Their reports will then be analysed by a technical committee and discussed with the companies involved and the authorities, in order to identify situations where the risk calls for public advice.
The agency is claiming that the system is innovative in the way it works, and in the number of actors who are involved in it.
Guillaume de Durat, who recently became secretary general of the French dietary supplements industry association Synadiet, told NutraIngredients.com that the programme is “a good approach”.
“It is important to ensure the quality and safety for consumers,” he said. “Industry has everything to gain, and is ready to work with the authorities.”
Where he does have reservations, however, is in the administration, use of data and how findings are communicated to the general public. Sometimes messages are overly simplified, he said.
“When observations are made, this is a good thing. But we have to pay attention that the conclusions made are not too large or too rapid.”
It is important to understand whether the observations are due to a product or an allergy or reaction in a small number of consumers, as well as doses taken and whether products have been consumed with alcohol or other contraindications.
The pilot phase of the new scheme was launched in 2009 and covered only dietary supplements. According to Anses, this showed the efficacy of the measures.

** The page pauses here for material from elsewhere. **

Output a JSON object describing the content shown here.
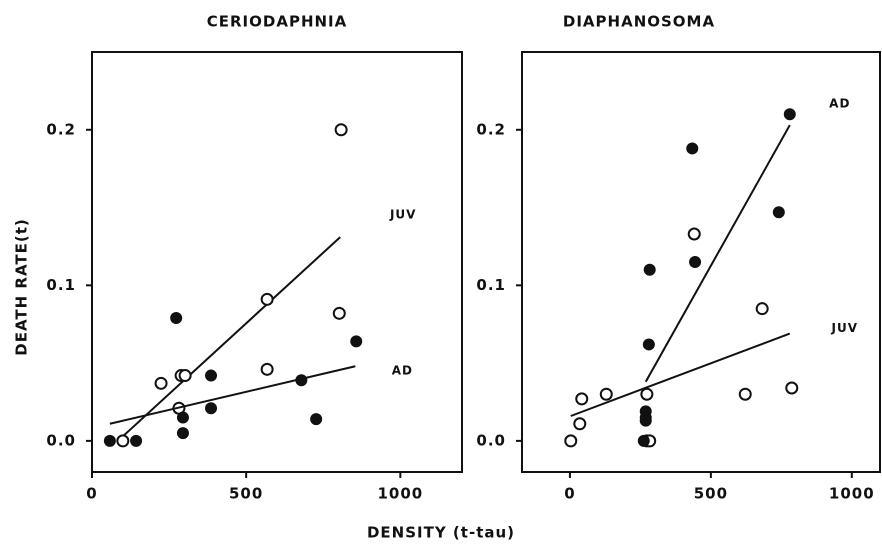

During the year of the pilot, the number of declarations rose considerably. Between 2004 and August 2010 some 170 declarations had been made, of which over 120 were in 2009 and 2010. Twenty of these, concerning two particular situations, were deemed to require some action by the agency.
The first involved consumers confusing the name of an anticoagulent pharmaceutical called Préviscan, for treating thrombosis, with a dietary supplement called Prévision. Seven cases of confusion resulting in haemorrhaging were reported since 2004; these necessitated hospitalisation or an extended stay in hospital for those already being treated as in patients.
When the eighth case occurred in July 2010, Anses and Afssaps took steps to remind health professionals of the need for vigilance when prescribing products.
The second situation involved products containing yam extracts. Two supplement products, both in the same range, were implicated in undesirable effects in 11 individuals, of whom 6 cases suffered hepatitic lesions and required hospitalisation.
The evaluation showed that there are many subspecies of yam, and it is necessary to ensure ingredients used to not contain alcohol extracts of subspecies that could be toxic.
Anses said that in the absence of data on what sub-species are used, it could not guarantee that products are safe; it urged manufacturers of products containing yam extracts to obtain these data as rapidly as possible.